[Cryptography] USB hardware token for $2??

Arnold Reinhold agr at me.com
Fri Dec 23 16:08:09 EST 2016


On Thu, 22 Dec 2016 10:02 Phillip Hallam-Baker asked: 

> I saw this:
> 
> http://www.ebay.com/itm/1PC-Digispark-Kickstarter-Attiny85-Mini-USB-Micro-Development-Board-for-Arduino-/282162475109?hash=item41b231b065:g:RIQAAOSw0HVWBMbq <http://www.ebay.com/itm/1PC-Digispark-Kickstarter-Attiny85-Mini-USB-Micro-Development-Board-for-Arduino-/282162475109?hash=item41b231b065:g:RIQAAOSw0HVWBMbq>
> 
> It has an 8 bit CPU with 512bytes of RAM and 2K of ROM. There is a fuseable
> link for fixing the firmware.
> 
> Any chance one of these could be used as a low cost HSM? Specifically, the
> use I would have for it would be to provide a second factor for sensitive
> key management operations. I would not store the whole key on the device,
> just a share of the key.

The units in the link you give look similar to ones I purchased about 8 months ago. They are knockoffs of the Digispark design and I could never get them to work. There may have been something wonky about the boot loader (if there was one).  
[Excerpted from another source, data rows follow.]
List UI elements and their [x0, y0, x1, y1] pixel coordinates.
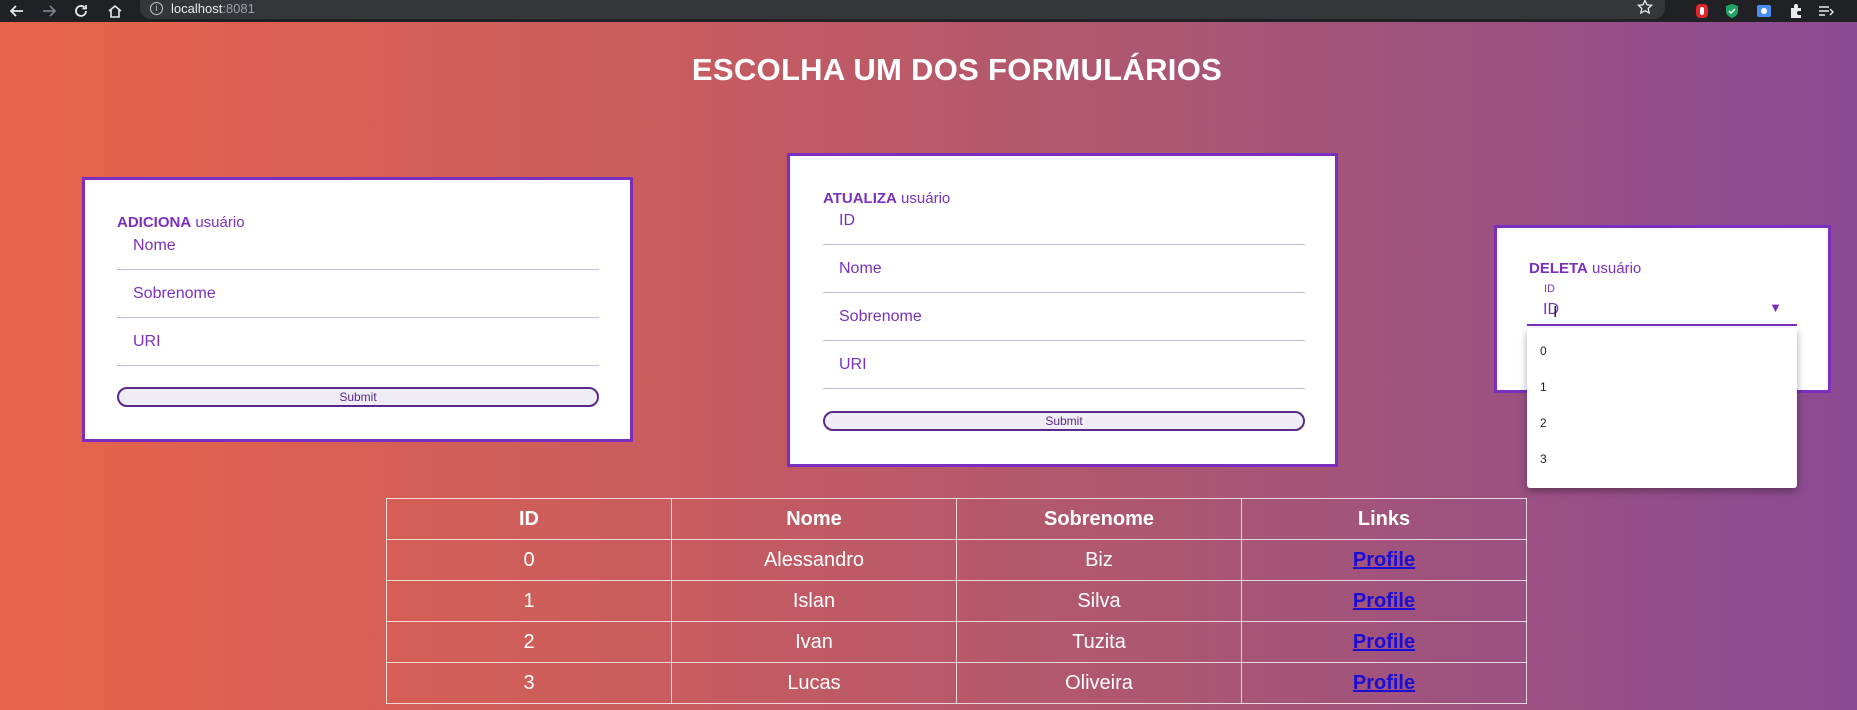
update-user-form: ATUALIZA usuário Submit	[787, 153, 1338, 467]
header-sobrenome: Sobrenome	[956, 498, 1242, 540]
cell-links: Profile	[1241, 539, 1527, 581]
add-uri-input[interactable]	[117, 318, 599, 365]
reload-icon[interactable]	[70, 1, 92, 21]
bookmark-star-icon[interactable]	[1636, 0, 1654, 18]
cell-id: 2	[386, 621, 672, 663]
profile-link[interactable]: Profile	[1353, 590, 1415, 612]
home-icon[interactable]	[104, 1, 126, 21]
cell-id: 1	[386, 580, 672, 622]
update-id-field	[823, 197, 1305, 245]
add-nome-field	[117, 222, 599, 270]
delete-select-label: ID	[1544, 283, 1555, 295]
delete-form-title-rest: usuário	[1587, 260, 1642, 277]
update-uri-input[interactable]	[823, 341, 1305, 388]
site-info-icon[interactable]: i	[150, 2, 163, 15]
update-uri-field	[823, 341, 1305, 389]
dropdown-option[interactable]: 0	[1540, 344, 1547, 358]
cell-id: 3	[386, 662, 672, 704]
delete-id-select[interactable]: ID ID ▼	[1527, 280, 1797, 326]
forward-icon[interactable]	[38, 1, 60, 21]
update-sobrenome-input[interactable]	[823, 293, 1305, 340]
add-nome-input[interactable]	[117, 222, 599, 269]
add-sobrenome-field	[117, 270, 599, 318]
add-sobrenome-input[interactable]	[117, 270, 599, 317]
update-submit-button[interactable]: Submit	[823, 411, 1305, 431]
add-submit-button[interactable]: Submit	[117, 387, 599, 407]
delete-id-dropdown: 0 1 2 3	[1527, 328, 1797, 488]
table-header-row: ID Nome Sobrenome Links	[386, 498, 1527, 540]
add-uri-field	[117, 318, 599, 366]
update-nome-field	[823, 245, 1305, 293]
cell-links: Profile	[1241, 621, 1527, 663]
table-row: 0 Alessandro Biz Profile	[386, 539, 1527, 581]
update-id-input[interactable]	[823, 197, 1305, 244]
extensions-puzzle-icon[interactable]	[1787, 2, 1805, 20]
cell-sobrenome: Biz	[956, 539, 1242, 581]
extension-red-icon[interactable]	[1693, 2, 1711, 20]
dropdown-option[interactable]: 1	[1540, 380, 1547, 394]
cell-id: 0	[386, 539, 672, 581]
cell-links: Profile	[1241, 662, 1527, 704]
text-cursor-icon: I	[1553, 304, 1558, 321]
extension-screen-icon[interactable]	[1755, 2, 1773, 20]
cell-nome: Alessandro	[671, 539, 957, 581]
dropdown-option[interactable]: 2	[1540, 416, 1547, 430]
header-links: Links	[1241, 498, 1527, 540]
cell-nome: Lucas	[671, 662, 957, 704]
cell-sobrenome: Silva	[956, 580, 1242, 622]
header-nome: Nome	[671, 498, 957, 540]
reading-list-icon[interactable]	[1817, 2, 1835, 20]
delete-form-title: DELETA usuário	[1529, 260, 1641, 277]
profile-link[interactable]: Profile	[1353, 672, 1415, 694]
url-host: localhost	[171, 1, 223, 16]
table-row: 3 Lucas Oliveira Profile	[386, 662, 1527, 704]
browser-toolbar: i localhost:8081	[0, 0, 1857, 22]
address-bar[interactable]: i localhost:8081	[140, 0, 1665, 19]
back-icon[interactable]	[6, 1, 28, 21]
cell-sobrenome: Tuzita	[956, 621, 1242, 663]
cell-nome: Islan	[671, 580, 957, 622]
delete-form-title-bold: DELETA	[1529, 260, 1588, 277]
update-sobrenome-field	[823, 293, 1305, 341]
table-row: 2 Ivan Tuzita Profile	[386, 621, 1527, 663]
users-table: ID Nome Sobrenome Links 0 Alessandro Biz…	[386, 498, 1527, 704]
table-row: 1 Islan Silva Profile	[386, 580, 1527, 622]
header-id: ID	[386, 498, 672, 540]
extension-shield-icon[interactable]	[1723, 2, 1741, 20]
page-background: ESCOLHA UM DOS FORMULÁRIOS ADICIONA usuá…	[0, 22, 1857, 710]
profile-link[interactable]: Profile	[1353, 631, 1415, 653]
profile-link[interactable]: Profile	[1353, 549, 1415, 571]
dropdown-option[interactable]: 3	[1540, 452, 1547, 466]
url-port: :8081	[222, 1, 255, 16]
update-nome-input[interactable]	[823, 245, 1305, 292]
chevron-down-icon: ▼	[1769, 300, 1782, 315]
page-title: ESCOLHA UM DOS FORMULÁRIOS	[691, 52, 1223, 87]
cell-sobrenome: Oliveira	[956, 662, 1242, 704]
cell-nome: Ivan	[671, 621, 957, 663]
cell-links: Profile	[1241, 580, 1527, 622]
add-user-form: ADICIONA usuário Submit	[82, 177, 633, 442]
The real Digispark units work great and don’t cost that much more. (Yes a PI zero costs less, but you need accessories, and good luck auditing the software—an operating system is not always a plus.) The Arduino development environment is a pleasure to use and programming the AVR chips is fun.  The 512 bytes of RAM prevents some crypto algorithms from being used. RC4 works, but takes up more than half of RAM. I was able to get Speck to work on the chip. An analog accelerometer chip could make a good random bit source, and ferroelectric RAM boards ($10 from Adafruit) can store 32K bytes that can be reliably erased (unlike flash), if 512B EEPROM isn't enough.

You can also buy raw ATTiny 85 chips and get them working with minimal components.  

Peter Gutmann <pgut001 at cs.auckland.ac.nz <mailto:pgut001 at cs.auckland.ac.nz>> added:

> ...To generalise this, the problem with almost any consumer-level hardware device
> isn't the hardware, it's the software. …

Packaging a processor in a compact but usable form factor is not a trivial task. Having a well thought out design available for small money saves a lot of time and aggravation. Add in a good development environment, lots of libraries, accessory boards and a strong developer community and you are way ahead using boards like this. For simple uses, the software may not be that bad.